Dacia Maraini è una bella e dolce signora ultraottantenne.
L’ho rincontrata domenica scorsa a distanza di qualche anno, a Luino, dove ha ricevuto il Premio Chiara alla carriera.
Ammirevole, per la pacatezza con cui ha risposto alle domande dell’intervistatrice, da quelle più generali: l’infanzia, i viaggi, le esperienze di vita, a quelle più intime come gli amori e la dolorosa perdita dell’unico figlio, morto prima di venire alla luce.
Serena e riconoscente alla sorte per il rapporto amoroso che l’ha legata per lunghi anni allo scrittore Alberto Moravia, compagno della sua vita adulta e per l’amicizia profonda con Pierpaolo Pasolini.
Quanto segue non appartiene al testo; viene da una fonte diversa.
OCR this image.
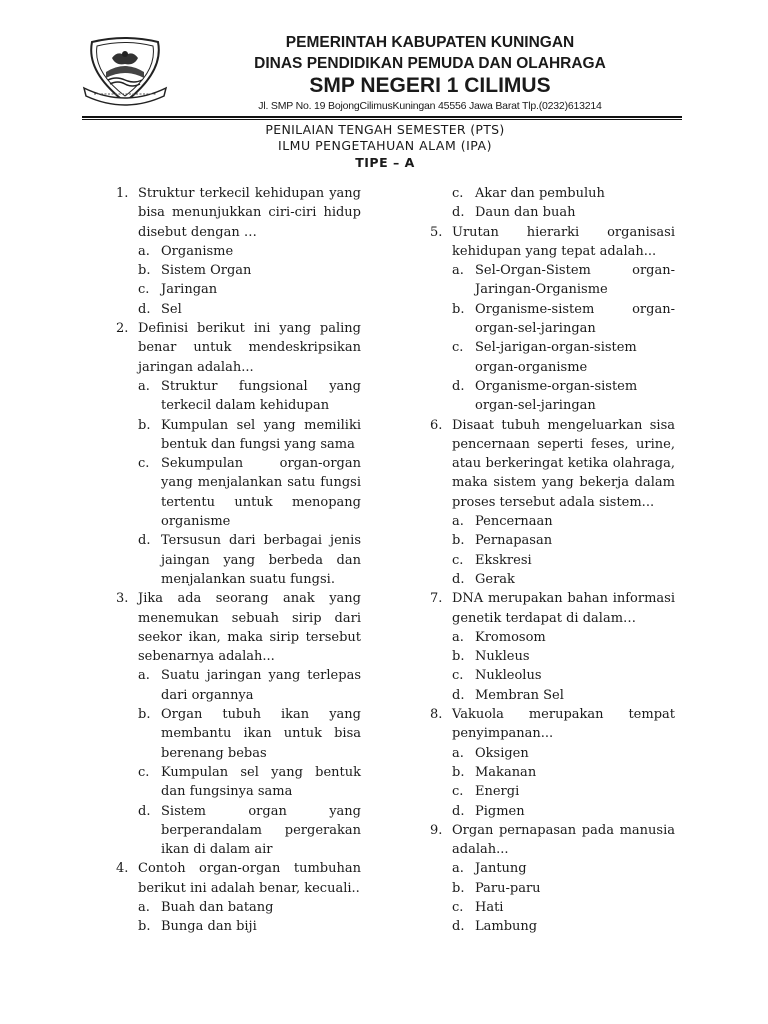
PEMERINTAH KABUPATEN KUNINGAN
DINAS PENDIDIKAN PEMUDA DAN OLAHRAGA
SMP NEGERI 1 CILIMUS
Jl. SMP No. 19 BojongCilimusKuningan 45556 Jawa Barat Tlp.(0232)613214
PENILAIAN TENGAH SEMESTER (PTS)
ILMU PENGETAHUAN ALAM (IPA)
TIPE – A
1. Struktur terkecil kehidupan yang bisa menunjukkan ciri-ciri hidup disebut dengan …
a. Organisme
b. Sistem Organ
c. Jaringan
d. Sel
2. Definisi berikut ini yang paling benar untuk mendeskripsikan jaringan adalah...
a. Struktur fungsional yang terkecil dalam kehidupan
b. Kumpulan sel yang memiliki bentuk dan fungsi yang sama
c. Sekumpulan organ-organ yang menjalankan satu fungsi tertentu untuk menopang organisme
d. Tersusun dari berbagai jenis jaingan yang berbeda dan menjalankan suatu fungsi.
3. Jika ada seorang anak yang menemukan sebuah sirip dari seekor ikan, maka sirip tersebut sebenarnya adalah...
a. Suatu jaringan yang terlepas dari organnya
b. Organ tubuh ikan yang membantu ikan untuk bisa berenang bebas
c. Kumpulan sel yang bentuk dan fungsinya sama
d. Sistem organ yang berperandalam pergerakan ikan di dalam air
4. Contoh organ-organ tumbuhan berikut ini adalah benar, kecuali..
a. Buah dan batang
b. Bunga dan biji
c. Akar dan pembuluh
d. Daun dan buah
5. Urutan hierarki organisasi kehidupan yang tepat adalah...
a. Sel-Organ-Sistem organ-Jaringan-Organisme
b. Organisme-sistem organ-organ-sel-jaringan
c. Sel-jarigan-organ-sistem organ-organisme
d. Organisme-organ-sistem organ-sel-jaringan
6. Disaat tubuh mengeluarkan sisa pencernaan seperti feses, urine, atau berkeringat ketika olahraga, maka sistem yang bekerja dalam proses tersebut adala sistem...
a. Pencernaan
b. Pernapasan
c. Ekskresi
d. Gerak
7. DNA merupakan bahan informasi genetik terdapat di dalam…
a. Kromosom
b. Nukleus
c. Nukleolus
d. Membran Sel
8. Vakuola merupakan tempat penyimpanan...
a. Oksigen
b. Makanan
c. Energi
d. Pigmen
9. Organ pernapasan pada manusia adalah...
a. Jantung
b. Paru-paru
c. Hati
d. Lambung
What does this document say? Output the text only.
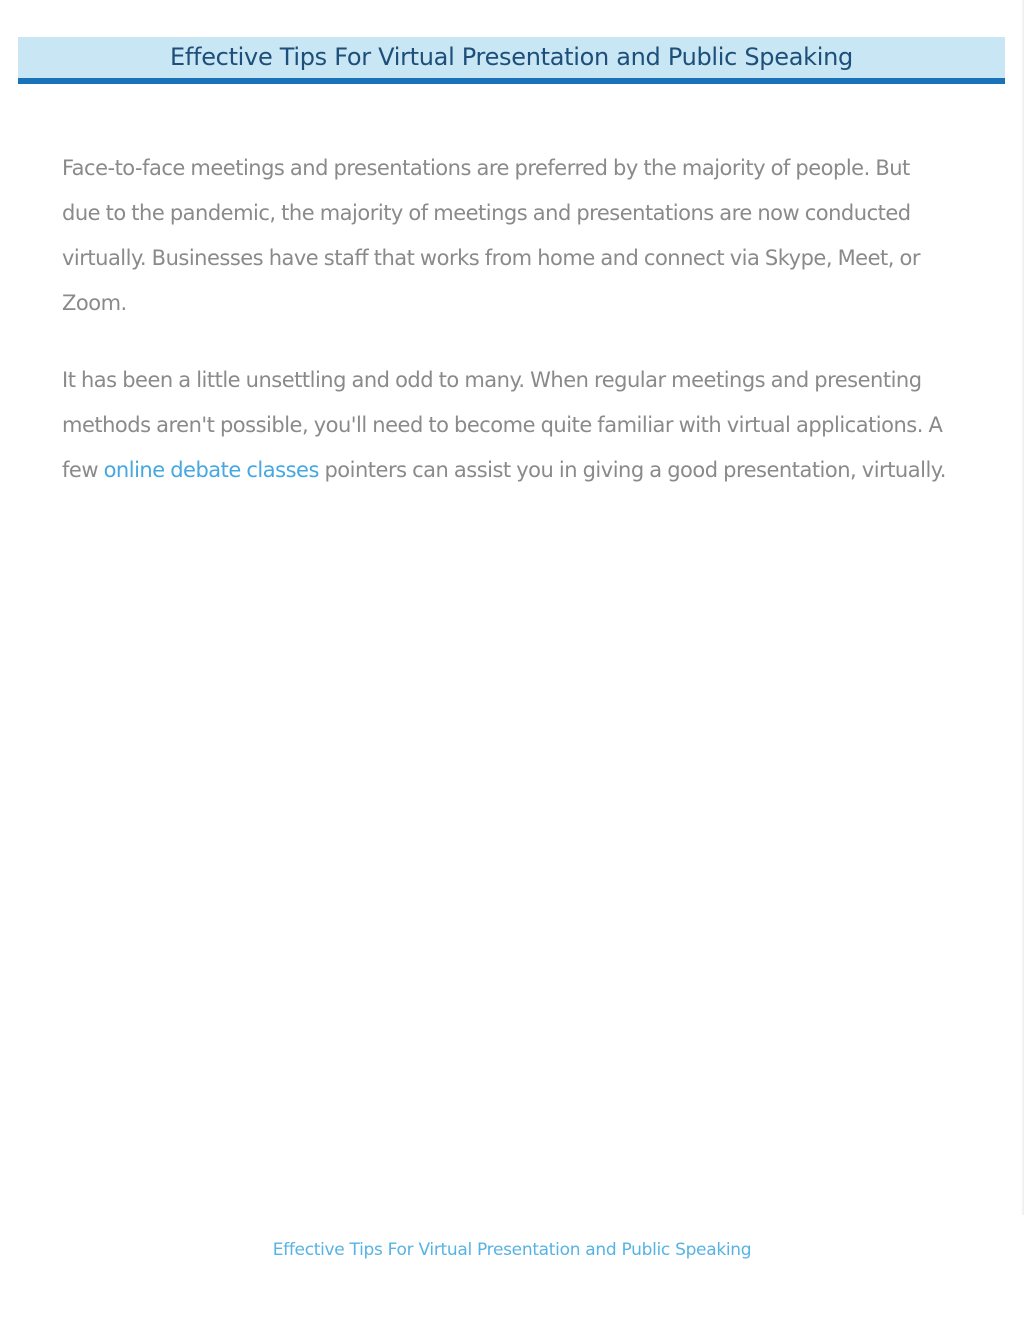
Effective Tips For Virtual Presentation and Public Speaking

Face-to-face meetings and presentations are preferred by the majority of people. But due to the pandemic, the majority of meetings and presentations are now conducted virtually. Businesses have staff that works from home and connect via Skype, Meet, or Zoom.

It has been a little unsettling and odd to many. When regular meetings and presenting methods aren't possible, you'll need to become quite familiar with virtual applications. A few online debate classes pointers can assist you in giving a good presentation, virtually.

Effective Tips For Virtual Presentation and Public Speaking
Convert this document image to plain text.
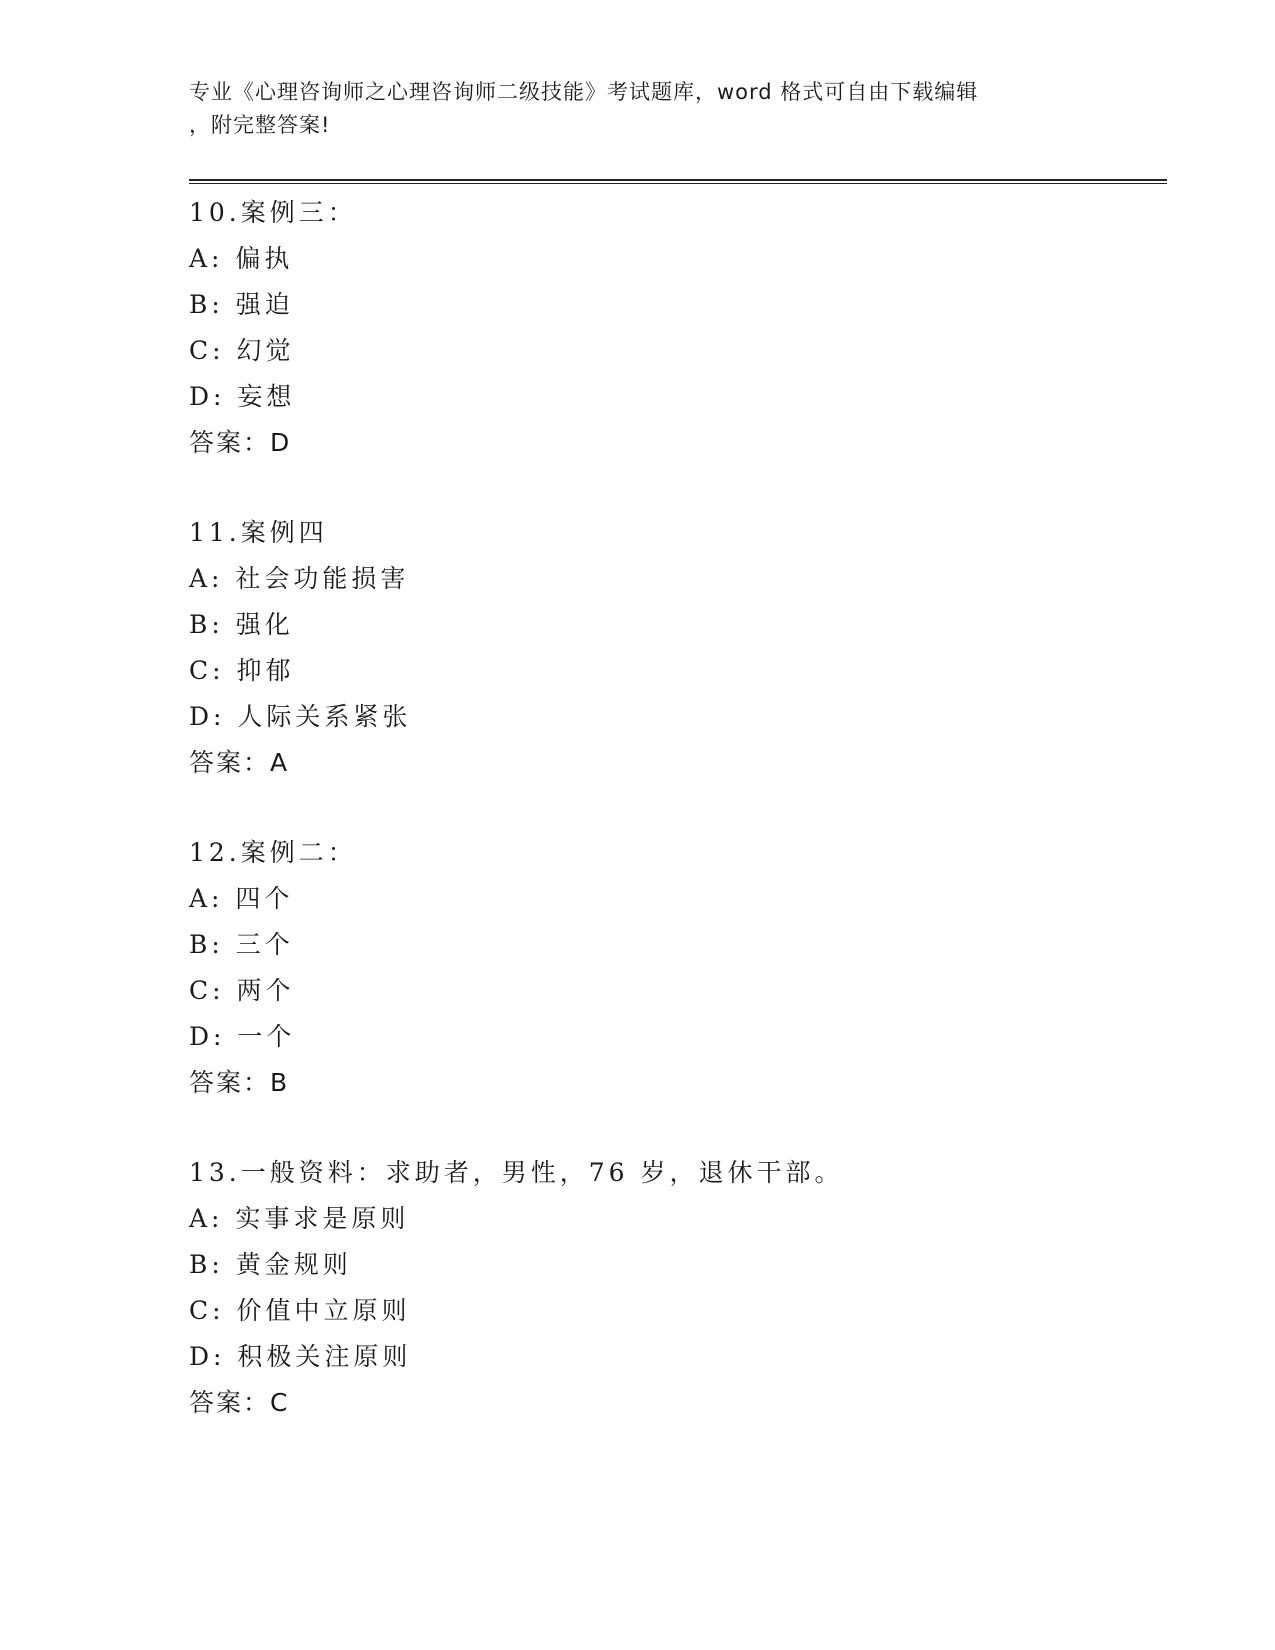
专业《心理咨询师之心理咨询师二级技能》考试题库，word 格式可自由下载编辑
，附完整答案!

10.案例三：
A: 偏执
B: 强迫
C: 幻觉
D: 妄想
答案：D
11.案例四
A: 社会功能损害
B: 强化
C: 抑郁
D: 人际关系紧张
答案：A
12.案例二：
A: 四个
B: 三个
C: 两个
D: 一个
答案：B
13.一般资料：求助者，男性，76 岁，退休干部。
A: 实事求是原则
B: 黄金规则
C: 价值中立原则
D: 积极关注原则
答案：C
Ferma, nel condannare le violenze a cui troppe donne sono sottoposte da parte di uomini fragili – violenza e fragilità sembrerebbero un ossimoro, invece non lo sono, perché l’uomo contemporaneo che esercita violenza, quando non dà la morte, si comporta come un proprietario abusivo che, incapace di una relazione adulta, regredisce psicologicamente ed emotivamente all’età della pietra.
Dacia Maraini si è contraddistinta nel panorama letterario del nostro paese per il suo ininterrotto impegno civile: coerente e pervicace in ognuna delle battaglie intraprese, da quella attuale, la violenza sulle donne, ai temi mai risolti della nostra epoca: emarginazione, periferie, disparità di genere, mafia e razzismo, tra i tanti.
Gli scrittori come lei hanno la fortuna di poter essere accettati come testimoni del proprio tempo grazie alla visibilità che viene loro dal vasto pubblico di lettori e lettrici.
L’impegno civile non è un obbligo per chi scrive, afferma la Maraini, ma quando c’è riesce a esprimere un messaggio molto forte come è avvenuto a uomini come Dante, lo scrittore italiano più impegnato di tutti i tempi; a Giacomo Leopardi, attento e critico verso il suo mondo, e a tanti altri autori italiani.
Non tutti gli scrittori sensibili al sociale sono andati “oltre” l’impegno, come Pier Paolo Pasolini, uomo che ci viene descritto come dolcissimo e mite, a dispetto dell’apparenza e dell’ardore indignato che emana dai suoi scritti volutamente provocatori.
Una donna realizzata e fortunata, Dacia Maraini.
Nata in una ricca e nobile famiglia, ha respirato cultura sin dai primi giorni di vita. La bisnonna e la nonna erano scrittrici affermate, e si va indietro nel tempo di molti decenni. Il padre era etnologo, antropologo e scrittore.
Cresciuta tra libri, viaggi, incontri significativi con artisti, poeti, scrittori, cineasti, vanta una lunga carriera di scrittrice: il primo libro lo ha pubblicato a soli diciotto anni.
L’ininterrotto successo editoriale l’ha portata a essere anche candidata al Nobel.
Sono donne le protagoniste privilegiate dei suoi romanzi. Con rare eccezioni, come nel libro “La bambina e il sognatore”, cresciuto intorno alla figura di un maestro elementare incontrato durante la visita a una scolaresca. Stupita dalla passione con cui il giovane insegnante si affianca ai bambini nel contesto della scuola elementare, ambiente per storia e cultura da sempre affidato alle donne; ammirata per l’elevata qualità della sua azione quotidiana, per l’energia, l’intelligenza e la creatività profuse, la Maraini lo ha messo al centro di questa sua storia sull’infanzia.
Un particolare tributo di gratitudine la scrittrice lo ha rivolto agli insegnanti, colonna portante di una scuola traballante e in gravi difficoltà, lavoratori purtroppo non riconosciuti né socialmente né economicamente.
Dacia Maraini mi ha profondamente stupita per aver saputo invecchiare con una compostezza tutta naturale, riuscendo a trasmettere saggezza unita a indiscusse bellezza e femminilità.
Una donna con “una grazia dentro”, qualità speciale che la scrittrice ha voluto attribuire a Piero Chiara.